The baby boomers, that great swell of Canadians born in the first 20 or so years after the Second World War, are retiring, and judging from Statistics Canada data they are retiring in decent financial shape. In 2016, the median net worth for a family with the major income recipient aged 55 to 64 was $669,500. For a senior family (eldest partneris 65 or more), this figure was $762,900. These numbers are set to rise substantially as this cohort will inherit an estimated $750 billion over the next decade according to a 2016 CIBC Capital Markets report.
Not surprisingly, some seniors and pre-retirees are giving their children at least some of their inheritance now. The money has a positive impact on their children’s lives. It can allow them to buy a home, and the parent(s) can witness their children enjoying the money. However, careful evaluation of the pros and cons of such a gift is essential before any assets change hands. A living inheritance will not suit all family circumstances.
“If you are considering a living inheritance, you must first make sure your own financial house is in order before you start giving your wealth away,” says Ian Black, a fee-only financial advisor and portfolio manager at Macdonald, Shymko & Co. Ltd. in Vancouver.
Retirees must be certain that they retain sufficient assets to enjoy the retirement lifestyle they desire and avoid running out of money. Pre-retirees must consider how the gift will affect their planned retirement date and lifestyle. Will the gift mean delaying retirement to earn additional funds? If so, will your health allow you to work the extra years? Will there be suitable work available?
“When assessing the feasibility of a living inheritance, we like to stress-test a client’s financial plans by asking the question: If your net worth decreased by 20 to 30%, would you still be able to afford the gift?” says Black
Another crucial consideration is how the planned gift will affect your child. Clearly, your intent is for the gift to have a positive impact, but will it? Is she mature enough to avoid squandering the money? Will the gift destroy her ambition? Does she have sufficient financial literacy to make sensible decisions about the inheritance?
Gifts that address specific needs of a child such as paying off student loans or help with a down payment for a home are generally well received.
There are ways to address at least some parental concerns about the negative impact of a living inheritance:
- Delay the gift until the child reaches a certain age or milestone such as college graduation
- Arrange for training in financial management before giving the money;
- Give a small sum initially and monitor how the child handles it;
- Place conditions on the gift, such as limiting the use to the down payment on a home;
- If the gift is intended to establish a business, require the child to provide a detailed business plan and match any gifted money.

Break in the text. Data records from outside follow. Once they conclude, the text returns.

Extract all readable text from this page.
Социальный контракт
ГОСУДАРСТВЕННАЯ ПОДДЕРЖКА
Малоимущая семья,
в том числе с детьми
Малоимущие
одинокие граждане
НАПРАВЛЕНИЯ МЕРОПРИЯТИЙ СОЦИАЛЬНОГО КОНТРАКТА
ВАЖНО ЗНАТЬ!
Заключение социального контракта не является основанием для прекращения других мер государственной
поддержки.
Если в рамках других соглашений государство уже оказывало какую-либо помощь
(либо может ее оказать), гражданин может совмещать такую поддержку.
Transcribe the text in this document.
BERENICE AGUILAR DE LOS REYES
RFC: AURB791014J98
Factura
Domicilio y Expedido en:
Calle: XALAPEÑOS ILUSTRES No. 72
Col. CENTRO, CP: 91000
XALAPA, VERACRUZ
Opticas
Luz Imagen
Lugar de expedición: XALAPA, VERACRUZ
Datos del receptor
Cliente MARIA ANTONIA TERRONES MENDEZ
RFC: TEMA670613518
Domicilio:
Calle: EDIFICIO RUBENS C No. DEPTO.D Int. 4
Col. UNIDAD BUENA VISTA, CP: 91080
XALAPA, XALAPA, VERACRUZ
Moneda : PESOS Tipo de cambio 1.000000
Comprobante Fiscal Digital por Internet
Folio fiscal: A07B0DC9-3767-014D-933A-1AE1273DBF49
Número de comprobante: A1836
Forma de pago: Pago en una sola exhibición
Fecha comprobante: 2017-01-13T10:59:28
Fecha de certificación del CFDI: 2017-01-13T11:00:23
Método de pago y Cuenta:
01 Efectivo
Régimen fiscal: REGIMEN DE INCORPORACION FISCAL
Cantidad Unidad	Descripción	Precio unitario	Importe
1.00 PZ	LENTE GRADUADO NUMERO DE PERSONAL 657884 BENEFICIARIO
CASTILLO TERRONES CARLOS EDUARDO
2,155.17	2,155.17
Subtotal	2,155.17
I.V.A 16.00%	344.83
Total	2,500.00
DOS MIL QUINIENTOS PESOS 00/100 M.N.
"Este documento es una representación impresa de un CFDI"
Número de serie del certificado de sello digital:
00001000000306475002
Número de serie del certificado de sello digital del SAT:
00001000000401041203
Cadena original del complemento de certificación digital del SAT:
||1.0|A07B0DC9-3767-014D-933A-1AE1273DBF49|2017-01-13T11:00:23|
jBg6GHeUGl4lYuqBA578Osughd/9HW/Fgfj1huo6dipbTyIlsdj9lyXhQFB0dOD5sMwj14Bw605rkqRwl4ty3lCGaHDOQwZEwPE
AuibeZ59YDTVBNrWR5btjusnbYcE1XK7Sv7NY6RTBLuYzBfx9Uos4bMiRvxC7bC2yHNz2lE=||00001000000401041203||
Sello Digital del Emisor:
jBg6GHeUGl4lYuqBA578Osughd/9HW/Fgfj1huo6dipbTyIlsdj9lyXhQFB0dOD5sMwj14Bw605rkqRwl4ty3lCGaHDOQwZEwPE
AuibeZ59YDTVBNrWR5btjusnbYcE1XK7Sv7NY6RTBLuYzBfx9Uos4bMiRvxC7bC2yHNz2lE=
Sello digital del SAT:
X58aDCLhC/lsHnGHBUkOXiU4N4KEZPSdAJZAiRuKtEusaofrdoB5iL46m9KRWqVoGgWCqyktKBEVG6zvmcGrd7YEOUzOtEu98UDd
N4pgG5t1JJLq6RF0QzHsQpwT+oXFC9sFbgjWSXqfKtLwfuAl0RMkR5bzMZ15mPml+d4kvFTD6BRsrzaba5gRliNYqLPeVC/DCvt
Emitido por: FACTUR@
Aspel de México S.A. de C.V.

The impact of a living inheritance on the siblings of the recipient must also be taken into account before any funds are dispersed. For the sake of family harmony, fairness in giving to all children is vital. If one child receives funds toward a home purchase, their siblings should receive an equivalent gift, even if they do not intend to buy homes. The tax implications of a living inheritance can be considerable for both parent and child, and merit investigation before any decision regarding a gift is made.
There may be tax savings if you give money or property to your children while you are alive. No probate fees are payable. If your child is legally an adult, profits generated by the gift money will be taxed in her hands, possibly at a lower tax rate.
If you need to sell investments to raise money for the gift, capital-gains tax will be payable on any profits. If you plan to give real estate, consulting an accountant is crucial, since the tax treatment can be complex.
Canada has no gift tax, but large gifts of money and property will pique the interest of the Canada Revenue Agency, according to the income-tax consulting firm FBC.
Given the complexities of Canada’s tax rules, seeking the advice of a tax professional when considering a living inheritance is likely money well spent.
A living inheritance should be formally documented, particularly if there is more than one child in the family, in order to avoid future disputes among siblings. At a minimum, parents should prepare a letter outlining the terms, including clearly indicating whether the inheritance is a gift or a loan. The gold standard for documentation is a deed of gift prepared by a lawyer.
If the gift goes toward buying a home for your child and her family, seeking legal advice before advancing the funds is essential to ensure that your child will keep the gifted funds if she splits from her spouse. A common way to address this concern is to hold a registered second mortgage on your child’s home, but expect no repayment unless the home is sold due to a marital split.
A living inheritance could be of great benefit to your family. If it’s made after a careful evaluation of all the implications, it’s the best way to realize a positive outcome for both you and your children.